Columnists Clash Over the Hearts and Minds of Jewish Voters
Over at the Jerusalem Post, Jonathan Rosenblum, who writes from the perspective of the fervently Orthodox Jewish community, examines the reasons for support of Obama from younger Jewish voters, and finds them wanting. He sees only danger in Obama's naive belief in the power of words when dealing with the enemies of both the United States and Israel, such as Hamas and the Iran. Commenting on the call from Jewish-American comedienne Sarah Silverman for young Jewish voters to travel to Florida to convince their grandparents ("Bubby and Zaide") to vote for Obama, he concludes:
So an Obama presidency would likely result in an Israel living within indefensible borders and in the crosshairs of a nuclear Iran. Bubbie and zaidie should tell their progeny that in Jewish tradition wisdom flows from the elders to young, not vice versa.
New Republic Editor Martin Peretz makes the case for Obama in another Jerusalem Post column, entitled "There Are Reasons Why There Are So Few Jewish Republicans." The respective arguments of the two Jewish writers make for an interesting comparison, and I encourage our readers to draw their own conclusions. However, my impression was that Mr. Peretz uncharacteristically engages in the ad hominem attacks that typify the Left; basically, he argues that Jews reject the GOP because it is, in his words, "the camp of ignorance and bias. It is against science; it is against tolerance; it is against egalitarian law; it is against the tradition of the prophets; it is against religious and intellectual liberty; it is hypocritical."
His basis for reassurance regarding Obama's support for Israel comes down to "Trust me [trust Peretz, not Obama]." Quoting Joe Biden, who said, "I would never, ever have joined this ticket were I not absolutely sure Barack Obama shared my passion [for Israel]," Peretz concludes, "That goes for me, too. And I'm a stickler on this, even a bit fanatical."

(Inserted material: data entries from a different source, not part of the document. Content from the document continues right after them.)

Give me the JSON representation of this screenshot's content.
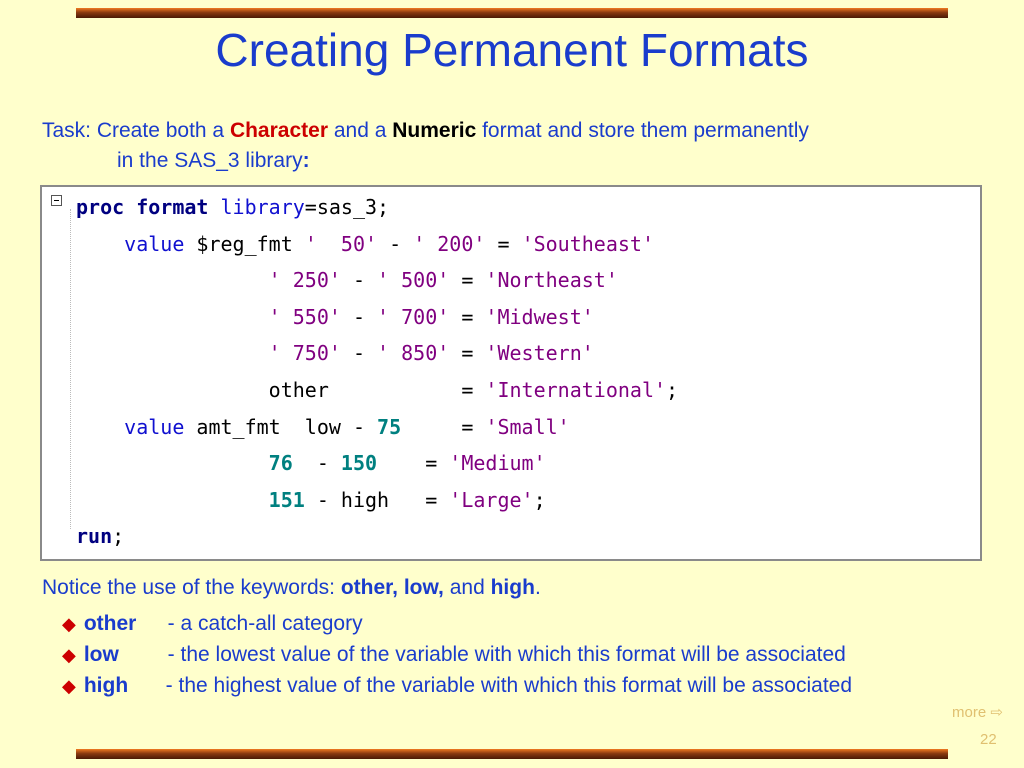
{
  "slide": {
    "title": "Creating Permanent Formats",
    "task": {
      "prefix": "Task: Create both a ",
      "character": "Character",
      "mid": "  and a ",
      "numeric": "Numeric",
      "suffix": "  format and store them permanently",
      "line2": "in the SAS_3 library",
      "line2_colon": ":"
    },
    "code_lines": [
      [
        {
          "t": "proc format",
          "c": "kw"
        },
        {
          "t": " ",
          "c": "plain"
        },
        {
          "t": "library",
          "c": "opt"
        },
        {
          "t": "=sas_3;",
          "c": "plain"
        }
      ],
      [
        {
          "t": "    ",
          "c": "plain"
        },
        {
          "t": "value",
          "c": "opt"
        },
        {
          "t": " $reg_fmt ",
          "c": "plain"
        },
        {
          "t": "'  50'",
          "c": "str"
        },
        {
          "t": " - ",
          "c": "plain"
        },
        {
          "t": "' 200'",
          "c": "str"
        },
        {
          "t": " = ",
          "c": "plain"
        },
        {
          "t": "'Southeast'",
          "c": "str"
        }
      ],
      [
        {
          "t": "                ",
          "c": "plain"
        },
        {
          "t": "' 250'",
          "c": "str"
        },
        {
          "t": " - ",
          "c": "plain"
        },
        {
          "t": "' 500'",
          "c": "str"
        },
        {
          "t": " = ",
          "c": "plain"
        },
        {
          "t": "'Northeast'",
          "c": "str"
        }
      ],
      [
        {
          "t": "                ",
          "c": "plain"
        },
        {
          "t": "' 550'",
          "c": "str"
        },
        {
          "t": " - ",
          "c": "plain"
        },
        {
          "t": "' 700'",
          "c": "str"
        },
        {
          "t": " = ",
          "c": "plain"
        },
        {
          "t": "'Midwest'",
          "c": "str"
        }
      ],
      [
        {
          "t": "                ",
          "c": "plain"
        },
        {
          "t": "' 750'",
          "c": "str"
        },
        {
          "t": " - ",
          "c": "plain"
        },
        {
          "t": "' 850'",
          "c": "str"
        },
        {
          "t": " = ",
          "c": "plain"
        },
        {
          "t": "'Western'",
          "c": "str"
        }
      ],
      [
        {
          "t": "                other           = ",
          "c": "plain"
        },
        {
          "t": "'International'",
          "c": "str"
        },
        {
          "t": ";",
          "c": "plain"
        }
      ],
      [
        {
          "t": "    ",
          "c": "plain"
        },
        {
          "t": "value",
          "c": "opt"
        },
        {
          "t": " amt_fmt  low - ",
          "c": "plain"
        },
        {
          "t": "75",
          "c": "num"
        },
        {
          "t": "     = ",
          "c": "plain"
        },
        {
          "t": "'Small'",
          "c": "str"
        }
      ],
      [
        {
          "t": "                ",
          "c": "plain"
        },
        {
          "t": "76",
          "c": "num"
        },
        {
          "t": "  - ",
          "c": "plain"
        },
        {
          "t": "150",
          "c": "num"
        },
        {
          "t": "    = ",
          "c": "plain"
        },
        {
          "t": "'Medium'",
          "c": "str"
        }
      ],
      [
        {
          "t": "                ",
          "c": "plain"
        },
        {
          "t": "151",
          "c": "num"
        },
        {
          "t": " - high   = ",
          "c": "plain"
        },
        {
          "t": "'Large'",
          "c": "str"
        },
        {
          "t": ";",
          "c": "plain"
        }
      ],
      [
        {
          "t": "run",
          "c": "kw"
        },
        {
          "t": ";",
          "c": "plain"
        }
      ]
    ],
    "notice": {
      "prefix": "Notice the use of the keywords:  ",
      "keywords": "other, low,",
      "and": " and ",
      "high": "high",
      "period": "."
    },
    "bullets": [
      {
        "term": "other",
        "desc": " - a catch-all category"
      },
      {
        "term": "low",
        "desc": " - the lowest value of the variable with which this format will be associated"
      },
      {
        "term": "high",
        "desc": " - the highest value of the variable with which this format will be associated"
      }
    ],
    "bullet_glyph": "◆",
    "more_label": "more ⇨",
    "page_number": "22"
  },
  "colors": {
    "background": "#ffffcc",
    "title": "#1a3ccc",
    "character_keyword": "#cc0000",
    "code_keyword": "#000080",
    "code_string": "#800080",
    "code_number": "#008080"
  }
}
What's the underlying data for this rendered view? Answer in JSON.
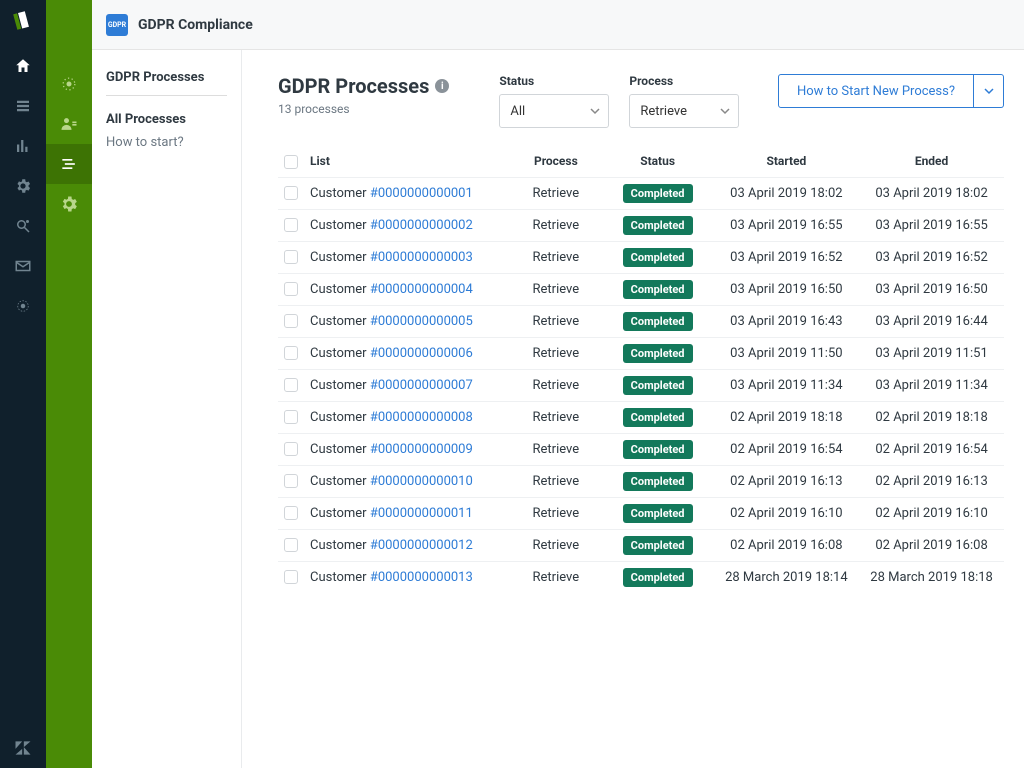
{
  "topbar": {
    "app_name": "GDPR Compliance",
    "badge_text": "GDPR"
  },
  "side_menu": {
    "heading": "GDPR Processes",
    "items": [
      {
        "label": "All Processes"
      },
      {
        "label": "How to start?"
      }
    ]
  },
  "page": {
    "title": "GDPR Processes",
    "count_text": "13 processes"
  },
  "filters": {
    "status": {
      "label": "Status",
      "value": "All"
    },
    "process": {
      "label": "Process",
      "value": "Retrieve"
    }
  },
  "actions": {
    "new_process_label": "How to Start New Process?"
  },
  "table": {
    "headers": {
      "list": "List",
      "process": "Process",
      "status": "Status",
      "started": "Started",
      "ended": "Ended"
    },
    "rows": [
      {
        "customer_prefix": "Customer ",
        "customer_id": "#0000000000001",
        "process": "Retrieve",
        "status": "Completed",
        "started": "03 April 2019 18:02",
        "ended": "03 April 2019 18:02"
      },
      {
        "customer_prefix": "Customer ",
        "customer_id": "#0000000000002",
        "process": "Retrieve",
        "status": "Completed",
        "started": "03 April 2019 16:55",
        "ended": "03 April 2019 16:55"
      },
      {
        "customer_prefix": "Customer ",
        "customer_id": "#0000000000003",
        "process": "Retrieve",
        "status": "Completed",
        "started": "03 April 2019 16:52",
        "ended": "03 April 2019 16:52"
      },
      {
        "customer_prefix": "Customer ",
        "customer_id": "#0000000000004",
        "process": "Retrieve",
        "status": "Completed",
        "started": "03 April 2019 16:50",
        "ended": "03 April 2019 16:50"
      },
      {
        "customer_prefix": "Customer ",
        "customer_id": "#0000000000005",
        "process": "Retrieve",
        "status": "Completed",
        "started": "03 April 2019 16:43",
        "ended": "03 April 2019 16:44"
      },
      {
        "customer_prefix": "Customer ",
        "customer_id": "#0000000000006",
        "process": "Retrieve",
        "status": "Completed",
        "started": "03 April 2019 11:50",
        "ended": "03 April 2019 11:51"
      },
      {
        "customer_prefix": "Customer ",
        "customer_id": "#0000000000007",
        "process": "Retrieve",
        "status": "Completed",
        "started": "03 April 2019 11:34",
        "ended": "03 April 2019 11:34"
      },
      {
        "customer_prefix": "Customer ",
        "customer_id": "#0000000000008",
        "process": "Retrieve",
        "status": "Completed",
        "started": "02 April 2019 18:18",
        "ended": "02 April 2019 18:18"
      },
      {
        "customer_prefix": "Customer ",
        "customer_id": "#0000000000009",
        "process": "Retrieve",
        "status": "Completed",
        "started": "02 April 2019 16:54",
        "ended": "02 April 2019 16:54"
      },
      {
        "customer_prefix": "Customer ",
        "customer_id": "#0000000000010",
        "process": "Retrieve",
        "status": "Completed",
        "started": "02 April 2019 16:13",
        "ended": "02 April 2019 16:13"
      },
      {
        "customer_prefix": "Customer ",
        "customer_id": "#0000000000011",
        "process": "Retrieve",
        "status": "Completed",
        "started": "02 April 2019 16:10",
        "ended": "02 April 2019 16:10"
      },
      {
        "customer_prefix": "Customer ",
        "customer_id": "#0000000000012",
        "process": "Retrieve",
        "status": "Completed",
        "started": "02 April 2019 16:08",
        "ended": "02 April 2019 16:08"
      },
      {
        "customer_prefix": "Customer ",
        "customer_id": "#0000000000013",
        "process": "Retrieve",
        "status": "Completed",
        "started": "28 March 2019 18:14",
        "ended": "28 March 2019 18:18"
      }
    ]
  }
}
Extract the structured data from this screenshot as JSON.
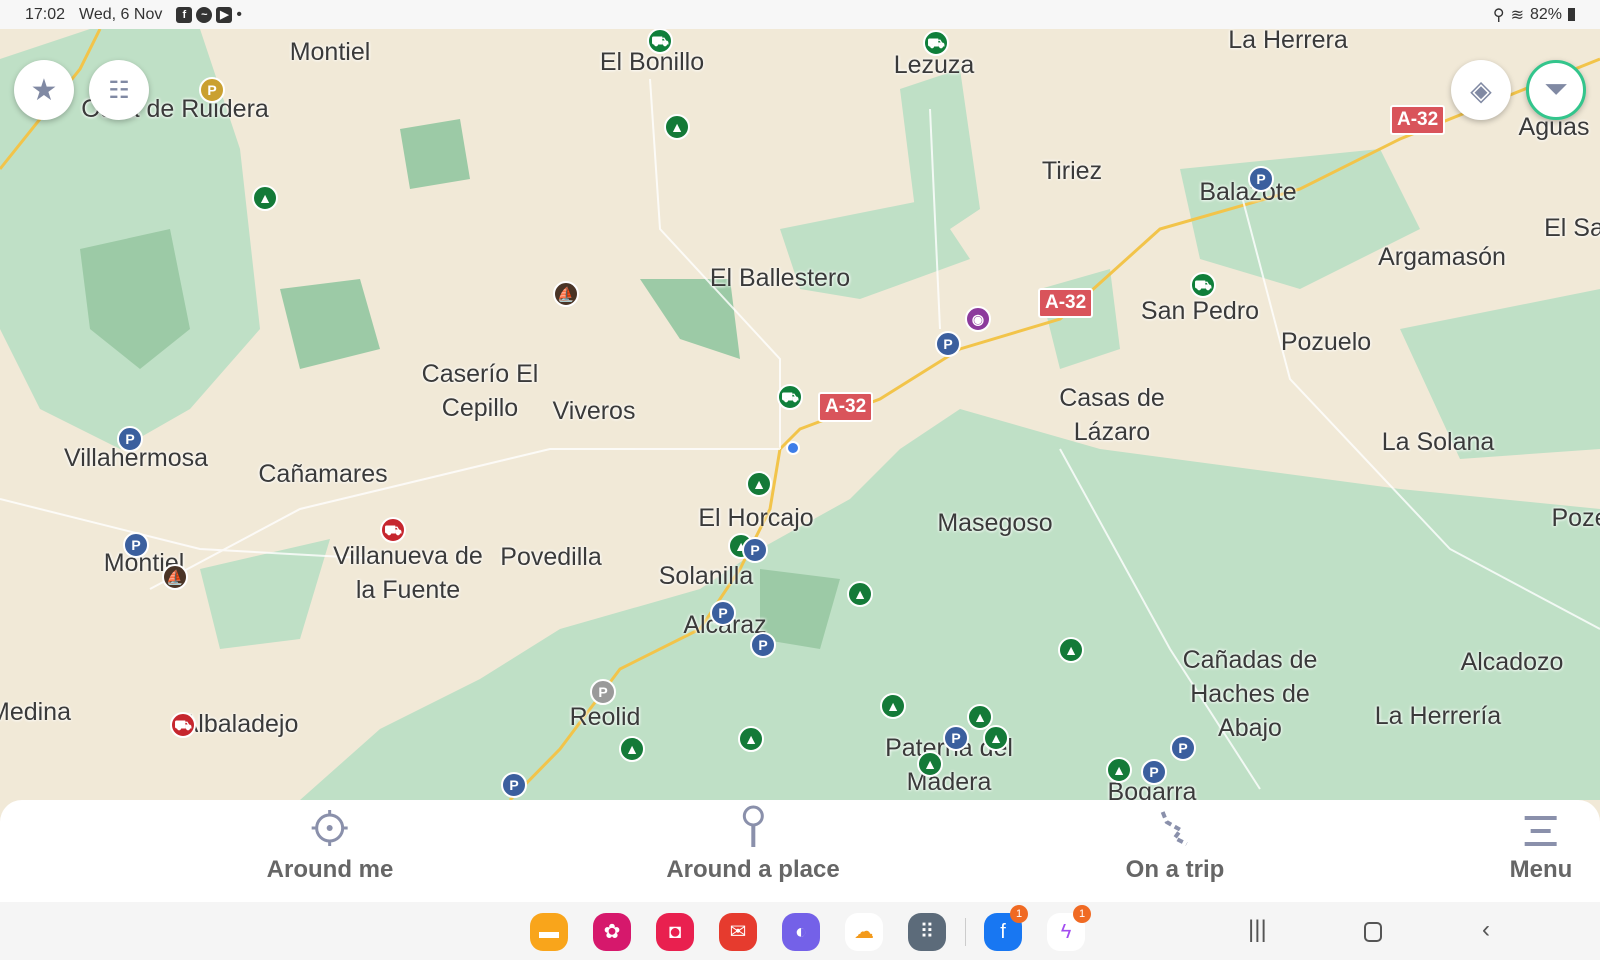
{
  "status": {
    "time": "17:02",
    "date": "Wed, 6 Nov",
    "battery": "82%",
    "notification_icons": [
      "facebook-icon",
      "messenger-icon",
      "youtube-icon"
    ]
  },
  "map": {
    "places": [
      "Montiel",
      "El Bonillo",
      "Lezuza",
      "La Herrera",
      "Ossa de Ruidera",
      "Tiriez",
      "Balazote",
      "Aguas",
      "El Sa",
      "Argamasón",
      "El Ballestero",
      "San Pedro",
      "Pozuelo",
      "Caserío El Cepillo",
      "Viveros",
      "Casas de Lázaro",
      "La Solana",
      "Villahermosa",
      "Cañamares",
      "El Horcajo",
      "Masegoso",
      "Poze",
      "Montiel",
      "Villanueva de la Fuente",
      "Povedilla",
      "Solanilla",
      "Alcaraz",
      "Cañadas de Haches de Abajo",
      "Alcadozo",
      "Medina",
      "Albaladejo",
      "Reolid",
      "La Herrería",
      "Paterna del Madera",
      "Bogarra"
    ],
    "road_labels": [
      "A-32",
      "A-32",
      "A-32"
    ],
    "parking_label": "P"
  },
  "bottom_nav": [
    {
      "label": "Around me",
      "icon": "crosshair-icon"
    },
    {
      "label": "Around a place",
      "icon": "pin-icon"
    },
    {
      "label": "On a trip",
      "icon": "route-icon"
    },
    {
      "label": "Menu",
      "icon": "menu-icon"
    }
  ],
  "dock": {
    "badges": [
      "1",
      "1"
    ]
  }
}
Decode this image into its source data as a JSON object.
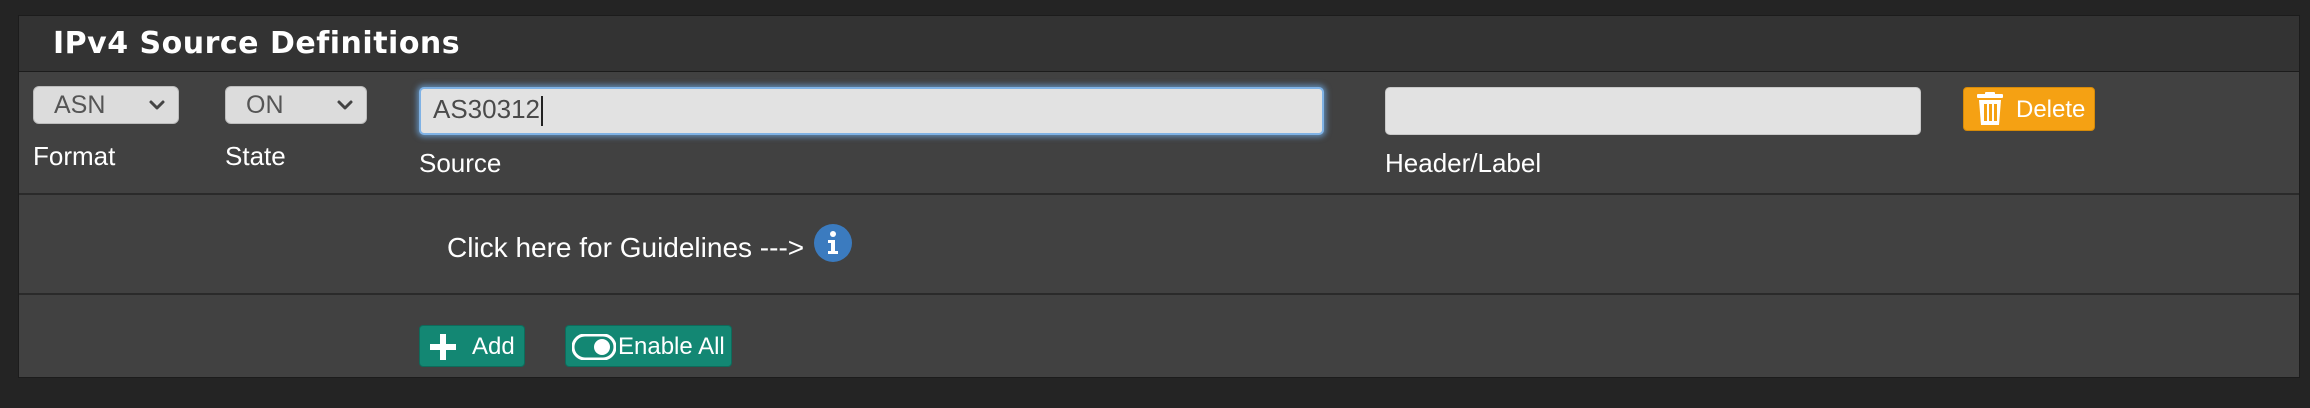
{
  "panel": {
    "title": "IPv4 Source Definitions"
  },
  "row": {
    "format": {
      "label": "Format",
      "selected": "ASN"
    },
    "state": {
      "label": "State",
      "selected": "ON"
    },
    "source": {
      "label": "Source",
      "value": "AS30312"
    },
    "header": {
      "label": "Header/Label",
      "value": ""
    },
    "delete_label": "Delete"
  },
  "guidelines": {
    "text": "Click here for Guidelines --->",
    "icon": "info-circle-icon"
  },
  "actions": {
    "add_label": "Add",
    "enable_all_label": "Enable All"
  },
  "colors": {
    "accent_teal": "#138773",
    "delete_orange": "#f5a113",
    "info_blue": "#3b7bbf",
    "panel_bg": "#414141",
    "heading_bg": "#333333"
  }
}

I actually do not doubt that both Joe Biden and Barack Obama believe that they have Israel's best interests at heart. The problem is, as Rosenberg points out, that good intentions are no substitution for bad policy. Bill Clinton no doubt thought that he had Israel's best interests at heart. As Rosenberg notes, "The last time an American president [Clinton] made solving the conflict a high priority, Israel ended up with the Aksa intifada and open warfare."